3. Terdapat hubungan antara microRNA dan P-glycoprotein pada resistensi sel Raji
terhadap DOX. Hubungan P-glycopretein dengan resistensi sel Raji terhadap DOX
berkorelasi dengan kenaikan nilai IC50.
V.2 Saran
Saran untuk penelitian selanjutnya :
1. Penelitian lanjutan mengenai ekspresi miR-451 pada sel Raji dengan menggunakan
limfosit sebagai pembanding.
2. Perlu dilakukan penelitian mengenai ekspresi miR-451 pada sel lini yang resisten
terhadap agen kemoterapi yang tidak terinfeksi virus Epstein-Barr.
3. Perlu dilakukan penelitian mengenai ekspresi miRNA-miRNA lain pada sel Raji, e.g
miR-21 yang pada diketahui berhubungan dengan mekanisme resisten pada kanker
melalui PTEN sebagai targetnya.
V.3 Ringkasan
V.3.1.Latar Belakang
Limfoma merupakan suatu kelompok tumor padat ganas yang muncul pada sistem
limfatik (Nogai et al., 2011). Limfoma secara garis besar terbagi menjadi limfoma Hodgkin’s
(LH) dan non-Hodgkin’s (LNH). Etiologi LNH sebagian besar belum diketahui. Akan tetapi
terdapat beberapa faktor resiko yang menyebabkan dan mempengaruhi perkembangan LNH,
yaitu faktor genetik, kelainan sistem imun, lingkungan, dan infeksi patogen (Bilodeau &
Fessele, 1998). Salah satu patogen yang diketahui terlibat dalam perkembangan LNH adalah
Epstein Barr Virus (EBV) (Au et al., 2004).
Virus EB merupakan salah satu jenis virus yang banyak ditemukan pada penderita
kanker (Richardson, 2005). Virus EB mengkode beberapa protein yang mempengaruhi
perkembangan host cell. Selain itu, virus EB juga mengkode microRNA virus yang
mempengaruhi ekspresi beberapa protein pada host cell maupun microRNA selular. Limfosit
B merupakan sel target dari virus EB.
Kemoterapi kombinasi merupakan salah satu standar terapi yang diberikan pada
penderita kanker. Doxorubicin (DOX) merupakan salah satu obat kemoterapi kombinasi yang
biasanya diberikan bersamaan obat-obat kanker yang lain (Roschewski & Wilson, 2011).
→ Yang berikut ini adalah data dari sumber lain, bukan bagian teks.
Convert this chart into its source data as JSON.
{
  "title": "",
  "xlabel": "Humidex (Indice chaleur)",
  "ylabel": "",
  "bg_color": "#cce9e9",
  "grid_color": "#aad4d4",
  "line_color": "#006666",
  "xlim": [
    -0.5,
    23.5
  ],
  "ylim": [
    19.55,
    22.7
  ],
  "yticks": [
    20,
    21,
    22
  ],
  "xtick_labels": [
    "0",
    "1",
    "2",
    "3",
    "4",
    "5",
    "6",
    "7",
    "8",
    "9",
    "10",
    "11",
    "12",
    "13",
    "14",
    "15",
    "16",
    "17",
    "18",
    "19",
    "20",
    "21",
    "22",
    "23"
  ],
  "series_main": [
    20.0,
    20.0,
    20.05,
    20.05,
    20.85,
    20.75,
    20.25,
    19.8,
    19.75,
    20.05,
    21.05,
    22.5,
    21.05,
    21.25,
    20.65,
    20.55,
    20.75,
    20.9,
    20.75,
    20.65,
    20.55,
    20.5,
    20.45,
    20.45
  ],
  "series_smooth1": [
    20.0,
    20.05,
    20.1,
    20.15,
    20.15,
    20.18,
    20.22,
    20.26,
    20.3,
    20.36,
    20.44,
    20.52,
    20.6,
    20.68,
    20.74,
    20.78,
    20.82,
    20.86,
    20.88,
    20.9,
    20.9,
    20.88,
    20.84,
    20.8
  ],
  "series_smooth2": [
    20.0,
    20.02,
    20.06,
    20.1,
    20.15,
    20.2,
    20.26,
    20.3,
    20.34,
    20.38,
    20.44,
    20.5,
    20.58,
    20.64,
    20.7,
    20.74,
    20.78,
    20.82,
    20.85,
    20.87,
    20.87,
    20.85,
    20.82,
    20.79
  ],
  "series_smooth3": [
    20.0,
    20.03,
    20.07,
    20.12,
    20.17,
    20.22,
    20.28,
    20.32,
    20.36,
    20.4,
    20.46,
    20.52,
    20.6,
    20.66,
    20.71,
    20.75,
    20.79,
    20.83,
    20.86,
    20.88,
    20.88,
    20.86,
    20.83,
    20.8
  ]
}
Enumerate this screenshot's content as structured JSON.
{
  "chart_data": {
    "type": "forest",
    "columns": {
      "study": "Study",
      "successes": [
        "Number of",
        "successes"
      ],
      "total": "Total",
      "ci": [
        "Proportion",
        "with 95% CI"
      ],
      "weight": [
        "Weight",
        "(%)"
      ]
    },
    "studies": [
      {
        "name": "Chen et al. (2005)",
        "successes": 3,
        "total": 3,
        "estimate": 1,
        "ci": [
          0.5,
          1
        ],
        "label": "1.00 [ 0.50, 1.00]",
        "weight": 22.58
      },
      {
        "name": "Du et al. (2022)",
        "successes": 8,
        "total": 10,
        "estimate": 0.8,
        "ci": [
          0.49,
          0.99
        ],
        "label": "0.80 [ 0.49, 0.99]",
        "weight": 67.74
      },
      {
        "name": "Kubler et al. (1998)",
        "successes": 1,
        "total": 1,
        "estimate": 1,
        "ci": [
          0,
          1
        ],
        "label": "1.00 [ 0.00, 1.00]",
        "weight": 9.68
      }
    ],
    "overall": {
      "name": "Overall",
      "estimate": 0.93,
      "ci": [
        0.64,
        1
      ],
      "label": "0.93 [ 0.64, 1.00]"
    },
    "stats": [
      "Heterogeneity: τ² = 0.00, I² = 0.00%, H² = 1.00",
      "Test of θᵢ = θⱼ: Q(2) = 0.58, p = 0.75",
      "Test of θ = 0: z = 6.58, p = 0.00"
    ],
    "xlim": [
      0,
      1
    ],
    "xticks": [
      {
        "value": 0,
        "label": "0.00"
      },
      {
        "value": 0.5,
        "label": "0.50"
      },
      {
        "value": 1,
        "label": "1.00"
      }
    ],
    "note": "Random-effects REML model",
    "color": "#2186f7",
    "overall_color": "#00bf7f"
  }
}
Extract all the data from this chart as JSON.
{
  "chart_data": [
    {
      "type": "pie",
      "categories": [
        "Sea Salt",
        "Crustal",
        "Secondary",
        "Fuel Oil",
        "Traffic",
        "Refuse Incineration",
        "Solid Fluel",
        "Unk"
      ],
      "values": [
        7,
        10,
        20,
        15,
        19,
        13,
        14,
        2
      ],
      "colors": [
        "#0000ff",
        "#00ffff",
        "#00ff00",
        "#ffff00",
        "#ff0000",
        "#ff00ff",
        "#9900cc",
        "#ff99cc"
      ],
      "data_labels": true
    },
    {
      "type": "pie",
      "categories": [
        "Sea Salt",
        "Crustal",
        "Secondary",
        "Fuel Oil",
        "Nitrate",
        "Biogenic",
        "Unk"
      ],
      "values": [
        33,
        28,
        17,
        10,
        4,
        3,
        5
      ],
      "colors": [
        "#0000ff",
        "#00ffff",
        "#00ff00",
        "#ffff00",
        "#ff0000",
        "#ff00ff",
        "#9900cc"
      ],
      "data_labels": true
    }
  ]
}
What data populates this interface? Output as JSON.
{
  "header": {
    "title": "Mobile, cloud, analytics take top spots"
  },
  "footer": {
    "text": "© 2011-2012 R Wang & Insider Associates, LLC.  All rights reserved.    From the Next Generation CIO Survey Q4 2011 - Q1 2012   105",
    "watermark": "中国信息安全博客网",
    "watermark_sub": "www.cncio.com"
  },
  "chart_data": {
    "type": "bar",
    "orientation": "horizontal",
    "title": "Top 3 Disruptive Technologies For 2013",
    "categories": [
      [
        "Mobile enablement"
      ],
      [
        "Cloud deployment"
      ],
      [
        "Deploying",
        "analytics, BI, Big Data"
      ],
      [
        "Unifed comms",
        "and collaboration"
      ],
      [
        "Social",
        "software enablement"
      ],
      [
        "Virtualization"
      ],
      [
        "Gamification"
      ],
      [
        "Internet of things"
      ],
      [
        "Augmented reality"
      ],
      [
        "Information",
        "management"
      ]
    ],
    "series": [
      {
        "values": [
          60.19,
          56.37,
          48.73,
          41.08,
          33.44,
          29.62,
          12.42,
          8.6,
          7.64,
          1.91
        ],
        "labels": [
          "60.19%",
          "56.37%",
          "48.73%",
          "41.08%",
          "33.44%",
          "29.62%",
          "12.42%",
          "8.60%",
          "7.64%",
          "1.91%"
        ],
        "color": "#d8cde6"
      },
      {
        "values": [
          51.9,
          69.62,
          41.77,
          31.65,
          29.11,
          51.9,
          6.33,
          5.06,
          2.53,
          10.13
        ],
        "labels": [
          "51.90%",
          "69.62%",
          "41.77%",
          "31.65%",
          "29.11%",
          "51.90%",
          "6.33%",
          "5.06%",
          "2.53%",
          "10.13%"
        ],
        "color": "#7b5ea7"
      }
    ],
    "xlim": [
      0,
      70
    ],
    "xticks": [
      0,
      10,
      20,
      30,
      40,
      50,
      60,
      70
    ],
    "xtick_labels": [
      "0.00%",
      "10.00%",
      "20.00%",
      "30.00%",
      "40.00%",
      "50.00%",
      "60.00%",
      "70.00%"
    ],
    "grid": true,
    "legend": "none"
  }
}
DOX bekerja dengan cara mengikat enzim yang terikat pada DNA (e.g enzim topoisomerase
I dan II), menginterkalasi dirinya pada DNA (Tacar et al., 2012) dan membentuk suatu
kompleks yang dapat memicu pembentukan radikal bebas.
Kasus resistensi terhadap kemoterapi obat banyak ditemukan pada penderita kanker.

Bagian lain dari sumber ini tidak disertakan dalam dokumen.